Think pink

Illustration: Oliver Conrad
Text: Dominik Brülisauer

Anmerkung: Als Kolumnist des SnowboarderMBM durfte ich zwischen 2006 und 2010 über meinen Lieblingssport schreiben. Wenn ich diese Texte heute lese, bin ich richtig positiv überrascht, wie reif ich in diesem Alter bereits war und dass ich keinen einzigen peinlichen Satz veröffentlicht habe.

In jedermanns Leben passieren hin und wieder schlechte Dinge. Doch kluge Leute verstehen es, auch aus schlechten Situationen das Beste herauszuholen. Bei gewissen Menschen ist diese Fähigkeit angeboren, andere müssen sie sich aneignen. Doch es gibt einen guten Grund, warum einem immer alles Schlechte am gleichen Tag passiert. Normale Menschen sind nach dem ersten Kuhfladen, in den sie reintreten, so beschissen drauf, dass sie allen anderen Kuhfladen, die in der Gegend lauern signalisieren, dass bei ihnen eine Kuhfladenparty stattfindet. Da kommt natürlich jeder Kuhfladen vorbei und man wird von der ganzen Scheisse überhäuft. Viel klüger ist es, gleich zu Beginn die Sneakers zu putzen, über seinen Misstritt zu lachen und ein Liedchen pfeifend seines Weges zu gehen. Die Kuhfladen wissen dann, dass sie da nichts verloren haben und lassen einen in Ruhe. Der Trick ist es, überall Chancen und nicht Barrieren zu sehen.

Wenn du am Morgen entlassen wirst, darfst du nicht verzweifeln, ausrasten und dich betrinken. Sonst kannst du dir sicher sein, dass du weinend nach Hause torkelst, deine Freundin dich nicht mehr besonders attraktiv findet, dich verlässt, du alleine zuhause im Suff einschläfst und deine brennende Zigarette auf den Teppich fällt. Ursprünglich hättest du nur deinen Job verloren. Jetzt stehst du aber ohne Arbeit, ohne Freundin und ohne Haus auf der Strasse.

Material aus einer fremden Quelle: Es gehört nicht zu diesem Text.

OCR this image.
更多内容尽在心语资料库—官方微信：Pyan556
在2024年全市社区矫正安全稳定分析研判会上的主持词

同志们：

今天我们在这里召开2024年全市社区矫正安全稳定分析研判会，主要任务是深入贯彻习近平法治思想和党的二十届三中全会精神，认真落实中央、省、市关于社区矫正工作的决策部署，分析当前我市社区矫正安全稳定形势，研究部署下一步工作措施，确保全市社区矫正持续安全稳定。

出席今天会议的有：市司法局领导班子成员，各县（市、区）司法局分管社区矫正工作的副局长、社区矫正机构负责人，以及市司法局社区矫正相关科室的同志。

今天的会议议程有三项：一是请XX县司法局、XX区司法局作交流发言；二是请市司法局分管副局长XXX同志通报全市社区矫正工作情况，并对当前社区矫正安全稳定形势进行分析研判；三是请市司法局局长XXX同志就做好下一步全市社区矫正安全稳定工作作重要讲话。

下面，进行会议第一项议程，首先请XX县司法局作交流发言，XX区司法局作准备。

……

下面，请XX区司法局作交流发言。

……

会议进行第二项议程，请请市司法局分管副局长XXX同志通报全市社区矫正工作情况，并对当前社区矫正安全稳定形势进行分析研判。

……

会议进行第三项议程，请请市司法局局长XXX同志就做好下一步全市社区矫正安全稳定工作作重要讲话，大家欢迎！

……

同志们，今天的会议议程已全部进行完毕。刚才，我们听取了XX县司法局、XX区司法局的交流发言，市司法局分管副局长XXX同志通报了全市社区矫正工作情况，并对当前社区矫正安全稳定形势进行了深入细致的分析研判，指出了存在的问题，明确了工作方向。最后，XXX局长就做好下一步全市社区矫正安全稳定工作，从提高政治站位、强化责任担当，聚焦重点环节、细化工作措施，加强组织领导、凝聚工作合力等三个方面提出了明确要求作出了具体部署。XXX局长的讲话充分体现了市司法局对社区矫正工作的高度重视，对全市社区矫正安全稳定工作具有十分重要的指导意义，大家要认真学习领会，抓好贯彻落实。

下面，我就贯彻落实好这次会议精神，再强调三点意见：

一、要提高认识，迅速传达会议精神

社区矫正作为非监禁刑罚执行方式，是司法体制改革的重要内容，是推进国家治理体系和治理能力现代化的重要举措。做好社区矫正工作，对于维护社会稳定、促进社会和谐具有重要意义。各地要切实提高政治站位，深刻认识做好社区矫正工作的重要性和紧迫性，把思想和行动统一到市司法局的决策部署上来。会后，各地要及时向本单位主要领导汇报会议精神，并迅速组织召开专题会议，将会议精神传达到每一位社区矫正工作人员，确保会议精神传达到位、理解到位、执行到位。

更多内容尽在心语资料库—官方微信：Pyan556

Ohne Zweifel, das ist eine Kuhfladenparty. Wenn dich also dein Boss mit deiner Entlassung konfrontiert, lächle, bedanke dich bei ihm dafür, dass sich jetzt endlich neue Perspektiven in deinem Leben auftun können, ruf deine Freundin an und erzähle ihr die guten Neuigkeiten. Das klingt in der Theorie natürlich viel einfacher, als was es in der Praxis tatsächlich ist. Immerhin wirst du in deinem Umfeld garantiert als abnormal wahrgenommen, wenn du am Tag deiner Entlassung zuhause eine Party schmeisst. Doch du weisst, dass du nicht feierst, dass du arbeitslos bist, sondern du zelebrierst, dass du noch deine Freundin und dein Haus hast.

Ich habe mir überlegt, was mich in den letzten Jahren immer wieder in Rage versetzen konnte. Unter anderem waren das ungeniessbares und sauteures Essen in Bergrestaurants, ein Wetterumbruch, kurz nachdem ich mir eine Tageskarte gekauft hatte, oder wenn mir irgendein Arsch mein Snowboard geklaut hat. Bei solchen Gelegenheiten mutiere ich heute noch zu einem Zombie, dem man besser aus dem Weg geht. Und logischerweise wurde die ganze Geschichte jedesmal noch ätzender, je mehr ich mich darüber aufregte. Im Restaurant habe ich mir an der heissen Suppe noch die Zunge verbrannt. Nach dem Wetterumbruch habe ich mich in der Nebelsuppe verfahren. Als ich der Polizei mein geklautes Board gemeldet habe, durfte ich gleich noch die Suppe auslöffeln, die ich mir mit vermeintlich verjährtem Falschparkieren eingebrockt hatte. Suppen sind echt scheisse. Ich habe mir geschworen, dass nächste Saison alles anders sein wird.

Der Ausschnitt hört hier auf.